The North Water by Ian McGuire (Audiobook version)
A 19th-century whaling ship sets sail for the Arctic with a killer aboard in this dark, sharp, and highly original tale that grips like a thriller.
Behold the man: Stinking, drunk, brutal and bloodthirsty, Henry Drax is a harpooner on the Volunteer, a Yorkshire whaling ship bound for the hunting waters of the Arctic Circle. Also aboard is Patrick Sumner, an ex-army surgeon with a shattered reputation, no money, and no better option than to embark as ship's medic on this ill-fated voyage.

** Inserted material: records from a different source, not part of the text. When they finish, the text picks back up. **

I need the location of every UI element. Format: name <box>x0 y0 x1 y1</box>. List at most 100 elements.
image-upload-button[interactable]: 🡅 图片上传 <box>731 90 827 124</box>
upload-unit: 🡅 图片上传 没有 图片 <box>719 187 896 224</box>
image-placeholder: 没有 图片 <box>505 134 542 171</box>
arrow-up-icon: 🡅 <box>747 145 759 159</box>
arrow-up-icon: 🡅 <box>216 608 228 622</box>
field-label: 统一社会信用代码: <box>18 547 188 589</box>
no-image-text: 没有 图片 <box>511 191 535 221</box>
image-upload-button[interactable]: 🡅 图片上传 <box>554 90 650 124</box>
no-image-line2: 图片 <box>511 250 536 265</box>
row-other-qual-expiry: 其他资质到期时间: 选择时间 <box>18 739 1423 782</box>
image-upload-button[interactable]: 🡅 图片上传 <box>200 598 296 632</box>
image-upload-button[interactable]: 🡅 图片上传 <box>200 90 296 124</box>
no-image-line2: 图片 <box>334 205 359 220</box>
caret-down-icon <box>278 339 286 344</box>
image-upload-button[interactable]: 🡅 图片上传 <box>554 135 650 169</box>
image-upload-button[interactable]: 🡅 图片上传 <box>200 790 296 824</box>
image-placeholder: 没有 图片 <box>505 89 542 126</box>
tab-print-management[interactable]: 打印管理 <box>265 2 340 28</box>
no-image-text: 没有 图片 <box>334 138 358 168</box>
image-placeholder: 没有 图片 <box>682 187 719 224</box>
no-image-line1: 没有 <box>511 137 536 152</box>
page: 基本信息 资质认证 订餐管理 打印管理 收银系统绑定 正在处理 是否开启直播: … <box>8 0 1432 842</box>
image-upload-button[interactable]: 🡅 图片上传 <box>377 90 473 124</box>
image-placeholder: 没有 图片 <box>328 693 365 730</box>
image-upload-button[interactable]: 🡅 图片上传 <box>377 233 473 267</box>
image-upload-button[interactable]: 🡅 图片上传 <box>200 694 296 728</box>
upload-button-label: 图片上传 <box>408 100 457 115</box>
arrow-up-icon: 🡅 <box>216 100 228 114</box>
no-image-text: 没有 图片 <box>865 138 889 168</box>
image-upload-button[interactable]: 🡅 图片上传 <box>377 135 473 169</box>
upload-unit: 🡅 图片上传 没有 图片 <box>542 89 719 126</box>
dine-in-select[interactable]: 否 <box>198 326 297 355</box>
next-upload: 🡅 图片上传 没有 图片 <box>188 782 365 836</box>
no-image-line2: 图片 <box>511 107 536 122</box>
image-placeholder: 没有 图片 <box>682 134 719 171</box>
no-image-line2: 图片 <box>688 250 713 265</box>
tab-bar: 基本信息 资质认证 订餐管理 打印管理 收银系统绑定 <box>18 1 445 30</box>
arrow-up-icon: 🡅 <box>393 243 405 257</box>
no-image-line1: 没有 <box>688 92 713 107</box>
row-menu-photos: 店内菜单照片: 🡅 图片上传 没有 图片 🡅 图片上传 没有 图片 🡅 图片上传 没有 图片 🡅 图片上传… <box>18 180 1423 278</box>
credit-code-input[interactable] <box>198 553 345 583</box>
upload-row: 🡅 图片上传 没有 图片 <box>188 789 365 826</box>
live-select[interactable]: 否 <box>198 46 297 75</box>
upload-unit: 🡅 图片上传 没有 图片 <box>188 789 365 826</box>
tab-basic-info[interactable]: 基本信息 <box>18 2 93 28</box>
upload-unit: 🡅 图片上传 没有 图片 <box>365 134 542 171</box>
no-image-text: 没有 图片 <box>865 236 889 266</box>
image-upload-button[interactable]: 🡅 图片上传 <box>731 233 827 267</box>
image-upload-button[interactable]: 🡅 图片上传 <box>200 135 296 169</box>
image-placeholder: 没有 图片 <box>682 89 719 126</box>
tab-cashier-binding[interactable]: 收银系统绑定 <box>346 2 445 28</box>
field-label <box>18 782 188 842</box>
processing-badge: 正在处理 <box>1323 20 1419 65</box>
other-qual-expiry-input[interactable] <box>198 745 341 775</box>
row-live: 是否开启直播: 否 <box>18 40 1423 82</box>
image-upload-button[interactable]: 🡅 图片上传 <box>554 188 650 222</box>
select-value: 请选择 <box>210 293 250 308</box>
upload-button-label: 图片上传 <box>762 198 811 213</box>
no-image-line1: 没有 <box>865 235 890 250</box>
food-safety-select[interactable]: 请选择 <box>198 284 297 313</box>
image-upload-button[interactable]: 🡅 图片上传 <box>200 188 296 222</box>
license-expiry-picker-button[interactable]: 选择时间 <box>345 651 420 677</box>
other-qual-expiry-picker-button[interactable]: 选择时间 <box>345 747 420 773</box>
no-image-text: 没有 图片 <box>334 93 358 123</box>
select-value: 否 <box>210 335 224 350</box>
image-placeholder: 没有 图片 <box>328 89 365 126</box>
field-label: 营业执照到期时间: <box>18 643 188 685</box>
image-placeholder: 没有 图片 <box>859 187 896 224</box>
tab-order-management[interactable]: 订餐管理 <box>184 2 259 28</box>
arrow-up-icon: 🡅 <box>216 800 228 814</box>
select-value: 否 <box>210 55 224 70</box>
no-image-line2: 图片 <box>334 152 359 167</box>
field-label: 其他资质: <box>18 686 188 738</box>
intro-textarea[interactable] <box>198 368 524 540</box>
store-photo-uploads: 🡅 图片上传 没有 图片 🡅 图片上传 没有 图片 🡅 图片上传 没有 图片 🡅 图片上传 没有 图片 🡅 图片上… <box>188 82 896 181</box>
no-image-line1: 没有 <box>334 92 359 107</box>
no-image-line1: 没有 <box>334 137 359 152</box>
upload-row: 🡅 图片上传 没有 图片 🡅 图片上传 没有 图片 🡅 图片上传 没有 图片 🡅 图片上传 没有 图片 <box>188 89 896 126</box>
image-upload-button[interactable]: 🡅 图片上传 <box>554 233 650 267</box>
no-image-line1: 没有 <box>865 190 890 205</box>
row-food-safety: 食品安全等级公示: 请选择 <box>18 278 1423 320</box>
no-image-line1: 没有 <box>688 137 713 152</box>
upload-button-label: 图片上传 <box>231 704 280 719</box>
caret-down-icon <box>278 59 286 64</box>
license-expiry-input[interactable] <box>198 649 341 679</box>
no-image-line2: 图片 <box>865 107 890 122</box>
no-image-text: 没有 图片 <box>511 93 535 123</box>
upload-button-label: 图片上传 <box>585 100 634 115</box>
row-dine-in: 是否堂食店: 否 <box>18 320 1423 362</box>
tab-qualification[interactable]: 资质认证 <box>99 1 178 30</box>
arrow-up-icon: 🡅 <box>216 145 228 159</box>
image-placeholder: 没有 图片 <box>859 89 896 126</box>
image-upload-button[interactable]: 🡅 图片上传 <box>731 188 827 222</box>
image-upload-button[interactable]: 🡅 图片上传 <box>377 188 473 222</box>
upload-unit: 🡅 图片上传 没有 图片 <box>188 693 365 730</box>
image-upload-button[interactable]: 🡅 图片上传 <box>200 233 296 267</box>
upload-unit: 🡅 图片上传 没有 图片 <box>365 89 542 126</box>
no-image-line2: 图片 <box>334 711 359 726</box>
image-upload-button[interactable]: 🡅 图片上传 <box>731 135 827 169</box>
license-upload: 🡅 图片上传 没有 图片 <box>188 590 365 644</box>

In India during the Siege of Delhi, Sumner thought he had experienced the depths to which a man can stoop and imagined he'd find respite on the Volunteer, but now, trapped in the wooden belly of the ship with Drax, he encounters pure evil and is forced to act. As the true purposes of the expedition become clear, the confrontation between the two men plays out in the freezing darkness of an Arctic winter.
About Ian McGuire
Ian McGuire is the author of The North Water published by Henry Holt in March 2016. Ian grew up in East Yorkshire, and studied at the University of Manchester in England and the University of Virginia in the United States. He is the co-founder and co-director of the University of Manchester's Centre for New Writing. He has published short stories in The Paris Review, The Chicago Review and elsewehere. The North Water is his second novel.
Make no bones about it, this is a full-on onslaught to our modern-day sensitivities. Set in the 1850's when the whaling industry is under threat from competition from paraffin and coal mining. The whole culture for whaling is portrayed as a harsh, brutal lifestyle, and the atmosphere is viscously cold and miserable, where survival is only for the fittest who trust nobody. This bleak reality has the same appeal to me that Russian literature has such as 'A Day in the Life of Ivan Denisovich' by Aleksandr Solzhenitsyn, depicting the life in a Siberian labour camp, and 'Crime and Punishment' by Fyodor Dostoyevsky about the mental anguish of an impoverished student. Looking for joy, then look elsewhere. This was totally engaging, and the narration by John Keating was spoken in way that detached me from my 21st century world and transported me back to a virtual reality that didn't hold back in so many ways, in order for me to have an authentic experience of life in the mid-nineteenth century whaling industry.